The London EV Show 2023
Entering its third year, the London EV Show brings together manufacturers, suppliers, engineers, thought leaders and decision-makers from across the automotive value chain to help drive the future of clean energy transportation forward
The London EV Show is very much a business to business event and an opportunity for industry leaders and enthusiasts within the e-mobility world to network. The tradeshow and conference is now in its third year and the largest of its kind in Europe. It gathers together everyone from International car manufacturers and companies to start-ups over its 15,000sqm space at ExCel London to showcase a range of innovative products and solutions, services and electrification technologies.
Car makers, including Ford (with the Explorer and Mustang Mach-E ), Toyota (bZ4X), Subaru (Solterra), Mercedes (EQE) and Tesla (Model Y) were all present, but I think the star of the show was Lotus who unveiled its charging offerings designed for businesses including an ultra-fast 450 kW DC charger, a modular power cabinet that is suited for spaces that require high energy in order to increase efficiency and minimise charging time, such as motorway rest stops and a unit for charging up to four vehicles at once.
Lotus is using liquid-cooled technologies throughout its suite of commercial charging solutions to make it easier and quicker for EV drivers to charge their vehicles. They have already been deployed in China and are expected to roll out across the majority of European countries and Middle East in Q2 2024, with Germany and Austria following at a later date.

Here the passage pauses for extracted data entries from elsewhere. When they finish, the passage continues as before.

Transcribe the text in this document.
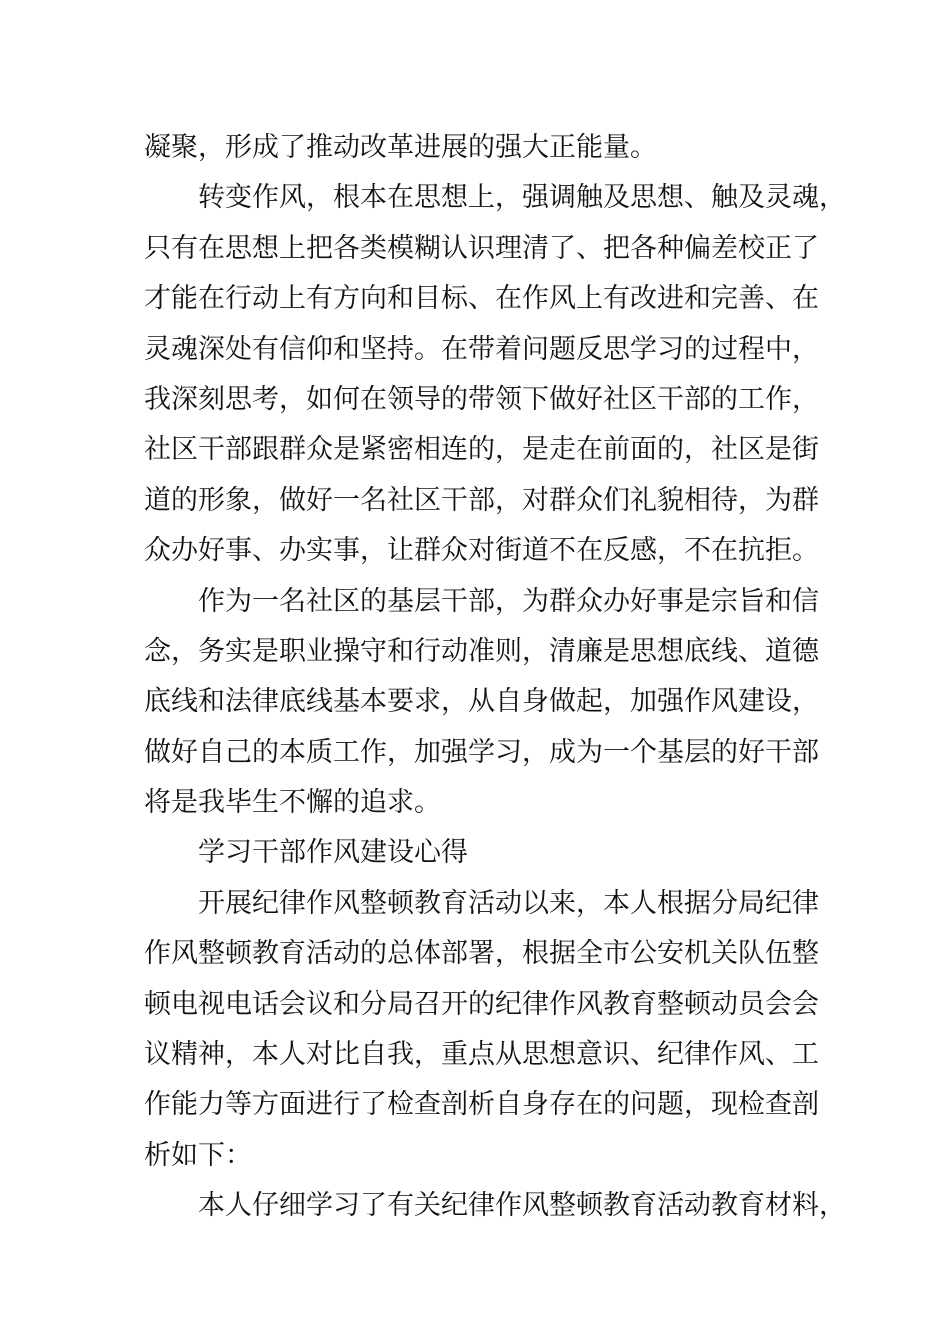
凝聚，形成了推动改革进展的强大正能量。
转变作风，根本在思想上，强调触及思想、触及灵魂，
只有在思想上把各类模糊认识理清了、把各种偏差校正了
才能在行动上有方向和目标、在作风上有改进和完善、在
灵魂深处有信仰和坚持。在带着问题反思学习的过程中，
我深刻思考，如何在领导的带领下做好社区干部的工作，
社区干部跟群众是紧密相连的，是走在前面的，社区是街
道的形象，做好一名社区干部，对群众们礼貌相待，为群
众办好事、办实事，让群众对街道不在反感，不在抗拒。
作为一名社区的基层干部，为群众办好事是宗旨和信
念，务实是职业操守和行动准则，清廉是思想底线、道德
底线和法律底线基本要求，从自身做起，加强作风建设，
做好自己的本质工作，加强学习，成为一个基层的好干部
将是我毕生不懈的追求。
学习干部作风建设心得
开展纪律作风整顿教育活动以来，本人根据分局纪律
作风整顿教育活动的总体部署，根据全市公安机关队伍整
顿电视电话会议和分局召开的纪律作风教育整顿动员会会
议精神，本人对比自我，重点从思想意识、纪律作风、工
作能力等方面进行了检查剖析自身存在的问题，现检查剖
析如下：
本人仔细学习了有关纪律作风整顿教育活动教育材料，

Beyond vehicles, charging systems, battery technologies, and business solutions, this show also holds insightful sessions, panel discussions, Q&As, and investment-focused programs from over 166 speakers. Covering the entire breadth of the entire EV ecosystem the conferences were always packed out. From decarbonizing commercial fleets to fast charging with integrated storage and EV sustainability challenges, from micro mobility to automotive battery design and range, supply chain and market dynamics – just to name a few – every crucial topic was covered.
The show also witnessed some important announcements, including the awarding of contracts for an additional 51 sites for rapid charge points to the event’s esteemed sponsor, charge point operator – Zest, and GLA’s plans for five new ultra rapid electric vehicle charging hubs, supposed to facilitate rapid charging in an impressive 10-30 minutes.
In order to enable a transportation landscape completely dominated by electric vehicles we need to foster collaboration and knowledge sharing between governments, industry players, academia and both private and public stakeholders. And that's the aim of the London EV Show - to become an institution within the global EV community and see real time business leads close, which explains the number of break-out rooms available!
It was great to see so much hype around EVs and a shared passion to promote the benefits of sustainable transportation and green mobility; however we can't help but feel it could have been bigger and better. Publicity materials quoted more than 300 exhibitors but there were in fact just 140 listed in the event catalogue so we wouldn’t be surprised to find that the supposed 10,000 attendees is also an optimistic figure.
The event did feel very quiet – perhaps because we visited on the first morning but that said it’s a key day in the show calendar for companies to gauge instant market reaction and feedback on their latest product offerings, engage directly with buyers and investors and build strategic business alliances. And you can't undermind the event's success in helping to forge ongoing partnerships, showcase innovative solutions, and bring about transformative policies.